24 maj 2015

Ja już widziałam maleńką dziecinę

„Ja już widziałam maleńką dziecinę”

ciąża 20 tydzień (250 x 378)
Ja już widziałam

dziecinę małą

niewiarygodne

nieprawdopodobne

choć jeszcze nie ma kilograma

a już wygląda jak mała dama

na swoim miejscu wszystko

najnormalniejsze w świecie dziecko

malutkie uszka nosek

zarys rzęsek

usteczka

oczka

rączki nóżki

malusieńkie paluszki

z dziureczką bródka

ach jaka piękna

mała Jagódka

wierzyć się nie chce

że paluszki sobie ssie

a ja widziałam

na ekranie monitora obserwowałam

widziałam

jak sobie w wodach pływa

jaka jest ruchliwa

jak jej serduszko bije

Jagódka żyje!

żyje!

to cud!

cud prawdziwy!

dziwy!

dziwy nad dziwy!

owoc  miłości

owoc dojrzałości

Boży dar

 
teraz czekam

aż pojawi się na świecie

to maleńkie dziecię

 

dzięki Ci Boże za ten dar

marzenie małżeńskich par

 

 

 

 

8 komentarzy:

  1. Czyżby to wnuczka?

    Miłej niedzieli :)

    OdpowiedzUsuń
  2. Antoneto, no patrz jak teraz wszystko wygląda. Kiedyś nie miałyśmy pojęcia kto na świecie się pojawi, a teraz można się przywitac z maleństwem dzięki niesamowitej technice. Cudne to jest.

    Pozdrawiam :)

    OdpowiedzUsuń
  3. Antoneto, ja teczekam na Jagódkę, moją drugą wnuczkę, która ma się urodzić już w czerwcu ! Nie możemy się już doczekać...

    OdpowiedzUsuń
  4. Tak, rośnie wnuczka u mamusi pod sercem :)

    Pozdrawiam :)

    OdpowiedzUsuń
  5. Wiesz Elu, ja moją najmłodszą córkę też już podziwiałam na ekranie monitora. Między najstarszą a najmłodszą córką jest przepaść jednego pokolenia.
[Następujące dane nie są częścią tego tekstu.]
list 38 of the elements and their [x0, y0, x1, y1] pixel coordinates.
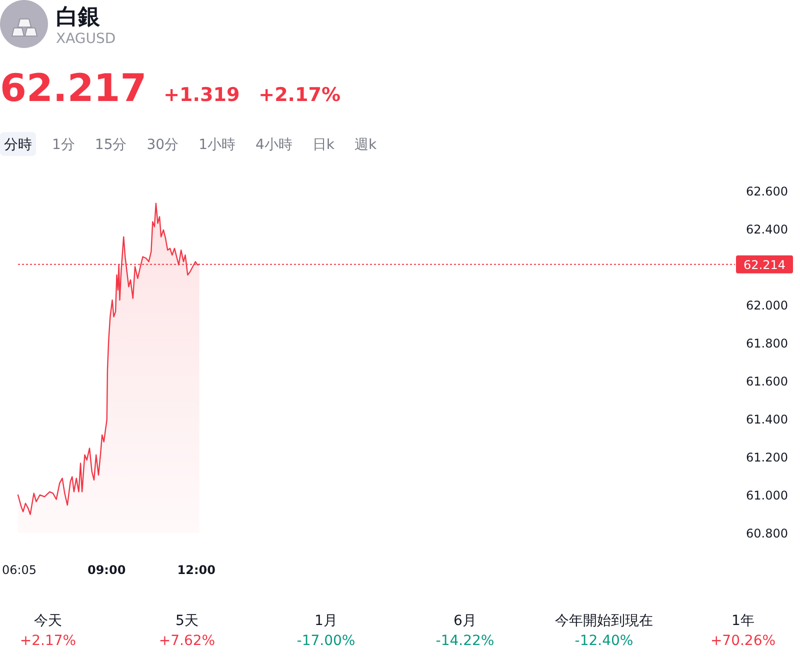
category-label: 1分: [52, 137, 75, 153]
text: +2.17%: [258, 84, 341, 106]
category-label: 週k: [354, 137, 378, 153]
text: +7.62%: [158, 633, 216, 649]
category-label: 6月: [454, 613, 476, 629]
y-tick-label: 62.000: [746, 298, 788, 312]
text: +1.319: [164, 84, 240, 106]
category-label: 30分: [146, 137, 179, 153]
y-tick-label: 62.400: [746, 222, 788, 236]
text: +70.26%: [710, 633, 776, 649]
y-tick-label: 61.400: [746, 412, 788, 426]
x-tick-label: 06:05: [2, 563, 37, 577]
y-tick-label: 61.000: [746, 488, 788, 502]
y-tick-label: 61.800: [746, 336, 788, 350]
y-tick-label: 61.200: [746, 450, 788, 464]
category-label: 今年開始到現在: [555, 613, 653, 629]
text: -12.40%: [574, 633, 634, 649]
category-label: 1年: [732, 613, 754, 629]
y-tick-label: 61.600: [746, 374, 788, 388]
x-tick-label: 12:00: [177, 563, 216, 577]
category-label: 5天: [176, 613, 198, 629]
text: XAGUSD: [56, 31, 116, 47]
y-tick-label: 62.600: [746, 184, 788, 198]
category-label: 1月: [314, 613, 338, 629]
category-label: 15分: [94, 137, 127, 153]
ref-line-label: 62.214: [744, 258, 786, 272]
y-tick-label: 60.800: [746, 526, 788, 540]
x-tick-label: 09:00: [87, 563, 126, 577]
category-label: 日k: [312, 137, 336, 153]
text: 62.217: [0, 66, 147, 110]
text: -14.22%: [436, 633, 494, 649]
category-label: 分時: [4, 137, 32, 153]
category-label: 1小時: [198, 137, 236, 153]
category-label: 4小時: [256, 137, 292, 153]
category-label: 今天: [34, 613, 62, 629]
text: -17.00%: [296, 633, 356, 649]
text: 白銀: [56, 5, 101, 30]
text: +2.17%: [20, 633, 76, 649]
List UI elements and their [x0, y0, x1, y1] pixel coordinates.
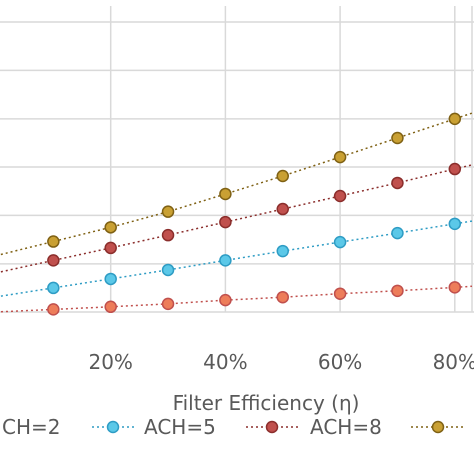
- data-point-s4-2: [104, 221, 117, 234]
- x-tick-label-1: 40%: [203, 350, 247, 374]
- data-point-s3-4: [219, 215, 232, 229]
- series-line-2: [0, 220, 473, 298]
- data-point-s2-2: [104, 272, 117, 286]
- legend-label-2: ACH=5: [144, 415, 216, 439]
- data-point-s3-1: [47, 254, 60, 267]
- data-point-s2-8: [448, 217, 462, 231]
- data-point-s4-7: [391, 131, 404, 145]
- data-point-s3-3: [161, 228, 175, 242]
- data-point-s1-8: [448, 281, 462, 294]
- x-tick-label-3: 80%: [433, 350, 474, 374]
- legend: CH=2 ACH=5 ACH=8: [2, 415, 466, 439]
- data-point-s4-5: [276, 169, 289, 183]
- data-point-s1-6: [333, 287, 347, 300]
- data-point-s3-7: [391, 176, 404, 190]
- legend-label-3: ACH=8: [310, 415, 382, 439]
- data-point-s2-4: [219, 254, 232, 267]
- x-tick-label-2: 60%: [318, 350, 362, 374]
- x-axis-title: Filter Efficiency (η): [173, 391, 360, 415]
- series-line-1: [0, 285, 473, 313]
- legend-marker-3: [265, 420, 279, 434]
- data-point-s1-3: [161, 297, 175, 311]
- data-point-s2-1: [47, 281, 60, 295]
- data-point-s2-7: [391, 226, 404, 240]
- data-points: [47, 112, 462, 316]
- series-lines: [0, 112, 473, 313]
- data-point-s3-2: [104, 241, 117, 255]
- x-axis-tick-labels: 20% 40% 60% 80%: [88, 350, 474, 374]
- data-point-s4-8: [448, 112, 462, 126]
- data-point-s4-1: [47, 235, 60, 248]
- data-point-s2-3: [161, 263, 175, 277]
- data-point-s3-6: [333, 189, 347, 203]
- legend-marker-4: [431, 420, 445, 434]
- series-line-3: [0, 164, 473, 273]
- data-point-s1-2: [104, 300, 117, 314]
- data-point-s4-3: [161, 205, 175, 218]
- data-point-s1-4: [219, 293, 232, 307]
- legend-marker-2: [106, 420, 120, 434]
- data-point-s1-1: [47, 303, 60, 316]
- data-point-s3-8: [448, 162, 462, 176]
- data-point-s4-6: [333, 150, 347, 164]
- data-point-s1-7: [391, 284, 404, 298]
- data-point-s1-5: [276, 290, 289, 304]
- x-tick-label-0: 20%: [88, 350, 132, 374]
- data-point-s4-4: [219, 187, 232, 201]
- data-point-s2-6: [333, 235, 347, 249]
- data-point-s3-5: [276, 202, 289, 216]
- data-point-s2-5: [276, 244, 289, 258]
- legend-label-1: CH=2: [2, 415, 61, 439]
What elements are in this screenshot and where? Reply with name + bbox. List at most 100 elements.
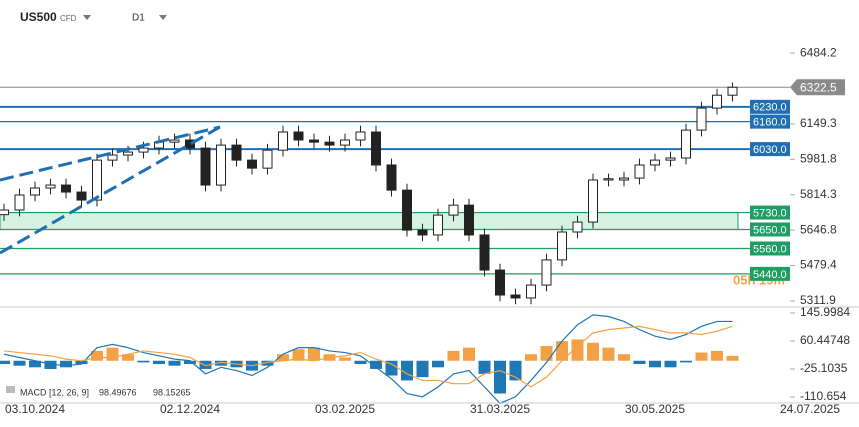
candle-body bbox=[123, 151, 133, 156]
macd-histogram-bar bbox=[711, 350, 723, 361]
y-tick-label: 5981.8 bbox=[800, 151, 837, 165]
level-label-box bbox=[750, 142, 790, 157]
macd-histogram-bar bbox=[633, 360, 646, 365]
macd-histogram-bar bbox=[308, 347, 320, 361]
candle-body bbox=[14, 194, 25, 211]
candle-body bbox=[495, 269, 505, 296]
x-tick-label: 30.05.2025 bbox=[625, 402, 685, 416]
macd-histogram-bar bbox=[695, 352, 708, 361]
candle-body bbox=[727, 86, 738, 96]
level-label-box bbox=[750, 222, 790, 237]
candle-body bbox=[479, 234, 490, 271]
y-tick-label: 60.44748 bbox=[800, 333, 850, 347]
candle-body bbox=[557, 231, 567, 261]
macd-histogram-bar bbox=[153, 360, 165, 365]
candle-body bbox=[650, 159, 660, 166]
candle-body bbox=[278, 131, 288, 151]
y-tick-label: 5646.8 bbox=[800, 222, 837, 236]
x-tick-label: 03.02.2025 bbox=[315, 402, 375, 416]
level-label: 6160.0 bbox=[753, 117, 787, 129]
level-label: 5650.0 bbox=[753, 224, 787, 236]
x-tick-label: 02.12.2024 bbox=[160, 402, 220, 416]
macd-histogram-bar bbox=[602, 347, 615, 361]
candle-body bbox=[402, 189, 412, 231]
candle-body bbox=[433, 214, 443, 236]
macd-histogram-bar bbox=[447, 350, 460, 361]
macd-histogram-bar bbox=[122, 354, 134, 361]
macd-histogram-bar bbox=[91, 350, 103, 361]
x-tick-label: 03.10.2024 bbox=[5, 402, 65, 416]
x-tick-label: 24.07.2025 bbox=[780, 402, 840, 416]
trend-line bbox=[0, 125, 221, 255]
macd-histogram-bar bbox=[60, 360, 72, 368]
candle-body bbox=[510, 294, 521, 299]
macd-histogram-bar bbox=[29, 360, 41, 368]
timeframe[interactable]: D1 bbox=[132, 13, 145, 24]
macd-histogram-bar bbox=[571, 339, 584, 361]
macd-histogram-bar bbox=[261, 360, 274, 366]
candle-body bbox=[696, 107, 707, 131]
indicator-icon[interactable] bbox=[6, 386, 15, 393]
dropdown-arrow[interactable] bbox=[83, 15, 91, 20]
candle-body bbox=[588, 179, 598, 223]
level-label: 5560.0 bbox=[753, 243, 787, 255]
macd-histogram-bar bbox=[13, 360, 26, 366]
macd-histogram-bar bbox=[726, 355, 739, 361]
macd-histogram-bar bbox=[0, 360, 10, 365]
macd-histogram-bar bbox=[664, 360, 677, 368]
macd-value: 98.49676 bbox=[99, 387, 137, 397]
candle-body bbox=[0, 209, 9, 216]
x-tick-label: 31.03.2025 bbox=[470, 402, 530, 416]
candle-body bbox=[541, 259, 552, 286]
y-tick-label: -25.1035 bbox=[800, 361, 848, 375]
candle-body bbox=[371, 131, 381, 166]
macd-histogram-bar bbox=[680, 360, 692, 363]
candle-body bbox=[634, 164, 645, 179]
dropdown-arrow[interactable] bbox=[159, 15, 167, 20]
symbol[interactable]: US500 bbox=[20, 10, 57, 24]
macd-histogram-bar bbox=[540, 346, 553, 361]
candle-body bbox=[293, 131, 304, 141]
candle-body bbox=[247, 159, 257, 169]
candle-body bbox=[107, 154, 118, 161]
candle-body bbox=[526, 284, 536, 299]
candle-body bbox=[712, 94, 722, 109]
candle-body bbox=[169, 139, 180, 143]
candle-body bbox=[45, 184, 56, 189]
candle-body bbox=[262, 149, 273, 169]
macd-histogram-bar bbox=[618, 354, 630, 361]
candle-body bbox=[572, 221, 583, 233]
macd-histogram-bar bbox=[277, 354, 289, 361]
macd-histogram-bar bbox=[44, 360, 57, 369]
macd-histogram-bar bbox=[385, 360, 398, 376]
macd-histogram-bar bbox=[649, 360, 661, 368]
candle-body bbox=[61, 184, 71, 193]
candle-body bbox=[464, 204, 474, 236]
candle-body bbox=[619, 177, 629, 181]
candle-body bbox=[355, 131, 366, 141]
candle-body bbox=[448, 204, 459, 216]
macd-line bbox=[3, 325, 733, 388]
macd-histogram-bar bbox=[106, 347, 119, 361]
y-tick-label: 5479.4 bbox=[800, 258, 837, 272]
level-label-box bbox=[750, 114, 790, 129]
level-label-box bbox=[750, 266, 790, 281]
candle-body bbox=[30, 187, 40, 196]
y-tick-label: -110.654 bbox=[800, 389, 847, 403]
candle-body bbox=[340, 139, 350, 146]
plot-area: 05h 19m6230.06160.06030.05730.05650.0556… bbox=[0, 82, 790, 405]
candle-body bbox=[216, 144, 226, 186]
candle-body bbox=[309, 139, 319, 143]
macd-histogram-bar bbox=[339, 357, 351, 361]
macd-histogram-bar bbox=[494, 360, 506, 394]
macd-histogram-bar bbox=[370, 360, 382, 369]
level-label-box bbox=[750, 205, 790, 220]
macd-histogram-bar bbox=[75, 360, 88, 365]
trend-line bbox=[0, 125, 221, 182]
macd-histogram-bar bbox=[168, 360, 181, 366]
macd-histogram-bar bbox=[478, 360, 491, 374]
macd-histogram-bar bbox=[432, 360, 444, 368]
current-price-label: 6322.5 bbox=[800, 80, 837, 94]
macd-histogram-bar bbox=[587, 342, 599, 361]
Najstarsza mogłaby być mamą najmłodszej.

    Pozdrawiam :)

    OdpowiedzUsuń
  6. W czerwcu urodzi się mój wnuczek, a wnusia dopiero w październiku.
    My też już nie możemy się doczekać Antosia.
    W takim razie czekamy obie.
    Ciekawe, która doczeka się pierwsza?

    Pozdrawiam cieplutko :)

    OdpowiedzUsuń
  7. Antoneto, jak widać w tym życiu radość ze smutkiem się przeplata. Z jednej są problemy ze zdrowiem Twojej Mamy, a z drugiej strony radość z okazji pociech Twoich dzieci.
    Gratuluję wnucząt. :)

    OdpowiedzUsuń
  8. A jak moja Mama cieszyłaby się z narodzin prawnucząt. Dla niej dzieci były zawsze na pierwszym miejscu. Nie wiem co do Niej dociera w tej chwili.